The latest long-player from Melbourne's Roland Tings is brisk and briney, pearled and sun-soaked. It emerged from the waves of The Great Ocean Road, a massive stretch of scenic highway hugging the southern coast of Australia. There, after years of intensive touring, Rohan Newman set up shop in the Otway National Park where he rented an old minimalist home that became the space for Salt Water's tide to roll in.

With the volume on his frenzied modern life turned down he was able to lean in to what felt most natural. For 18 months he lived alone spending his days swimming, making music, driving the winding coastal roads, surfing, running forest trails, building fires and cooking: organic activities that provided a new appreciation after so much time in the world. 

"i never felt lonely and i rarely felt i was missing out on something happening in the city," he explains. "what i found was almost the exact opposite. I was constantly enthralled by what was happening around me.

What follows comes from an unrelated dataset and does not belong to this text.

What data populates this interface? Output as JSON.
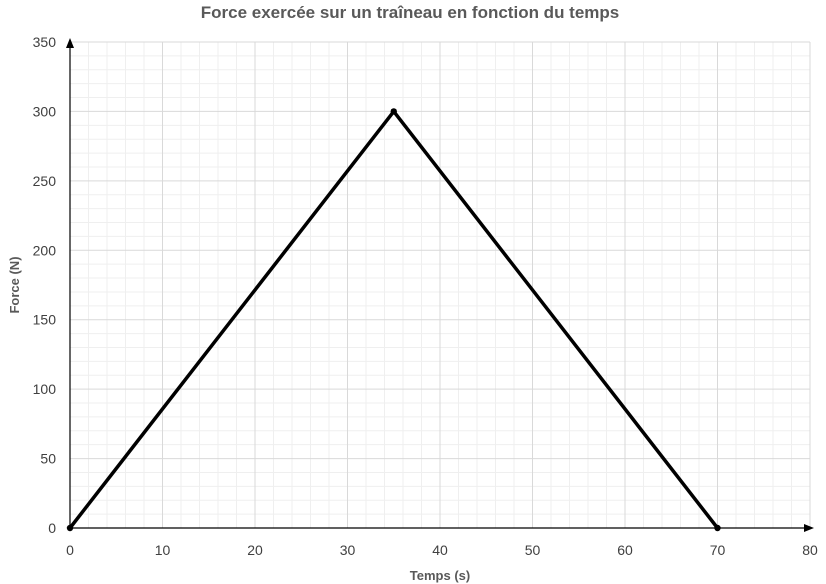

In times when i might ordinarily feel a vague anxiety - as though i was missing something, say a Friday night at home alone with no plans (something i found very disturbing in my city-life) i would instead feel deep sense of peace. Time began to feel elastic and i became more in tune with the rhythms of my surroundings. In summer i would work until the sun went down around 9pm, in winter i would stop working to collect firewood before dark. I took note of the tides, the shifting sands of the beaches, the changes in flows of the rivers and waterfalls. From my windows i could watch storms roll across Loutit Bay, see the sunset over the Otway Ranges, when i turned off my lights at night i could watch shooting stars from the lounge room or see the high beams of cars slicing through sea mist as they wound around the Great Ocean Road."